Computer Aids for VLSI Design
Steven M. Rubin

Chapter 3: Representation

 Section 5 of 7

## 3.5 Connectivity Representation

### 3.5.1 Nodes, Arcs, and Ports

Networks provide a suitable representation for connectivity. Most commonly, nodes of a network are electronic components and arcs are connecting wires. Some systems reverse this to represent wires as nodes and components as arcs [Karplus]. Without significant loss of generality, the discussion here will adopt the former assumption to show how networks can represent connectivity.

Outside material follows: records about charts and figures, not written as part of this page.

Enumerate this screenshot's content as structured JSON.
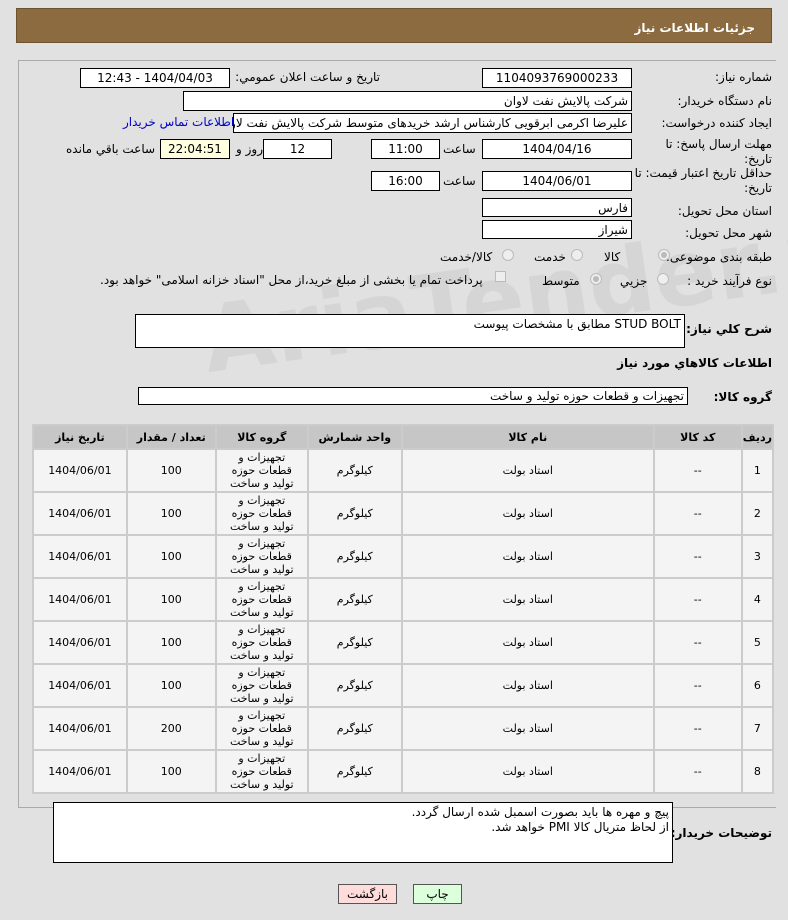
{
  "header": {
    "title": "جزئیات اطلاعات نیاز"
  },
  "form": {
    "need_number_label": "شماره نیاز:",
    "need_number": "1104093769000233",
    "announce_label": "تاریخ و ساعت اعلان عمومي:",
    "announce_value": "1404/04/03 - 12:43",
    "buyer_label": "نام دستگاه خریدار:",
    "buyer": "شرکت پالایش نفت لاوان",
    "creator_label": "ایجاد کننده درخواست:",
    "creator": "علیرضا اکرمی ابرقویی کارشناس ارشد خریدهای متوسط شرکت پالایش نفت لاو",
    "contact_link": "اطلاعات تماس خریدار",
    "deadline_label": "مهلت ارسال پاسخ: تا تاریخ:",
    "deadline_date": "1404/04/16",
    "time_label": "ساعت",
    "deadline_time": "11:00",
    "days": "12",
    "days_label": "روز و",
    "remaining": "22:04:51",
    "remaining_label": "ساعت باقي مانده",
    "validity_label": "حداقل تاریخ اعتبار قیمت: تا تاریخ:",
    "validity_date": "1404/06/01",
    "validity_time": "16:00",
    "province_label": "استان محل تحویل:",
    "province": "فارس",
    "city_label": "شهر محل تحویل:",
    "city": "شیراز",
    "category_label": "طبقه بندی موضوعی:",
    "category_options": [
      "کالا",
      "خدمت",
      "کالا/خدمت"
    ],
    "process_label": "نوع فرآیند خرید :",
    "process_options": [
      "جزیي",
      "متوسط"
    ],
    "payment_note": "پرداخت تمام یا بخشی از مبلغ خرید،از محل \"اسناد خزانه اسلامی\" خواهد بود.",
    "description_label": "شرح کلي نیاز:",
    "description": "STUD BOLT  مطابق با مشخصات پیوست",
    "goods_section": "اطلاعات کالاهاي مورد نیاز",
    "goods_group_label": "گروه کالا:",
    "goods_group": "تجهیزات و قطعات حوزه تولید و ساخت"
  },
  "table": {
    "headers": [
      "ردیف",
      "کد کالا",
      "نام کالا",
      "واحد شمارش",
      "گروه کالا",
      "تعداد / مقدار",
      "تاریخ نیاز"
    ],
    "rows": [
      [
        "1",
        "--",
        "استاد بولت",
        "کیلوگرم",
        "تجهیزات و قطعات حوزه تولید و ساخت",
        "100",
        "1404/06/01"
      ],
      [
        "2",
        "--",
        "استاد بولت",
        "کیلوگرم",
        "تجهیزات و قطعات حوزه تولید و ساخت",
        "100",
        "1404/06/01"
      ],
      [
        "3",
        "--",
        "استاد بولت",
        "کیلوگرم",
        "تجهیزات و قطعات حوزه تولید و ساخت",
        "100",
        "1404/06/01"
      ],
      [
        "4",
        "--",
        "استاد بولت",
        "کیلوگرم",
        "تجهیزات و قطعات حوزه تولید و ساخت",
        "100",
        "1404/06/01"
      ],
      [
        "5",
        "--",
        "استاد بولت",
        "کیلوگرم",
        "تجهیزات و قطعات حوزه تولید و ساخت",
        "100",
        "1404/06/01"
      ],
      [
        "6",
        "--",
        "استاد بولت",
        "کیلوگرم",
        "تجهیزات و قطعات حوزه تولید و ساخت",
        "100",
        "1404/06/01"
      ],
      [
        "7",
        "--",
        "استاد بولت",
        "کیلوگرم",
        "تجهیزات و قطعات حوزه تولید و ساخت",
        "200",
        "1404/06/01"
      ],
      [
        "8",
        "--",
        "استاد بولت",
        "کیلوگرم",
        "تجهیزات و قطعات حوزه تولید و ساخت",
        "100",
        "1404/06/01"
      ]
    ]
  },
  "notes": {
    "label": "توضیحات خریدار:",
    "lines": [
      "پیچ و مهره ها باید بصورت اسمبل شده ارسال گردد.",
      "از لحاظ متریال کالا PMI خواهد شد."
    ]
  },
  "buttons": {
    "print": "چاپ",
    "back": "بازگشت"
  },
  "watermark": "AriaTender.net"
}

In network representations, there are two types of objects: nodes and arcs. Each arc object connects exactly two nodes and so it has attributes that identify these two objects. However, it is not as easy to list every arc that connects to a node because there is no limit to the number of connections that a node can have. In addition to this need for unlimited arc pointers, there may be other attribute information associated with these node-arc connections. For this reason, a connection object is used to link nodes and arcs, called a port. A port is the site of an arc connection on a node. By having explicit port objects in a linked list, it is possible to represent an unlimited number of connecting arcs on a node and to store any information about the connection.

 FIGURE 3.11 Node, arc, and port objects form a network.

The most basic connectivity representation has node, arc, and port objects (see Fig. 3.11). The node and arc objects in this figure are named and so have "name" attributes, which identify them. These objects also have "link" attributes, which collect them into two lists that form the circuit. An external list head for these lists is all that is needed to identify the entire collection. To link arcs with nodes, each arc object has a "from" and "to" attribute that points to node objects. Also, each node object has a "first port" attribute that heads a list of port objects. If there are no arcs connected to a node (as in node E of the figure), then this field is null because there are no ports. For every arc that does connect, there is a port object that contains a pointer to that arc. The port object also has a "next port" attribute that points to the next port object in the linked list on the node. When there are no more arc connections, and therefore no more ports, the "next port" attribute contains a null value to terminate the list. Figure 3.12 shows the circuit in a more natural way.
 FIGURE 3.12 The network of Fig. 3.11.

When representing a VLSI circuit both geometrically and as a network, there is a question about how the geometry of components and wires will relate. Since the wire attaches onto the component, its geometry will overlap that of the component. Also, when two wires meet, their geometry must be correct at the intersection point. Three popular approaches are for wires to be rounded, for them to extend beyond the endpoint by one-half of their width, and for them to terminate cleanly at their endpoint (see Fig. 3.13). With no extension, some additional geometry must appear at wire intersections to make a correct connection. If this additional material is round, the wires can meet at all angles. With an extension of one-half of the width, wires will meet correctly when at orthogonal orientations. However, extended wires that meet at nonorthogonal angles will have to extend somewhere between zero and one-half of the wire width [Mead and Conway]. Yet another problem in the one-half-width extension scheme is that the two wires may have differing widths. In this case, wire extension should be by one-half of the width of the narrowest wire.
 FIGURE 3.13 Possible wire geometries: (a) Wires with rounded ends (b) Wires that extend by one-half of their width (c) Wires that terminate at the endpoint.

The representation of connected networks is somewhat complex. Part of this complexity is a response to the need for arbitrary circuit-size capacity and part is a result of cooperation with other representational needs.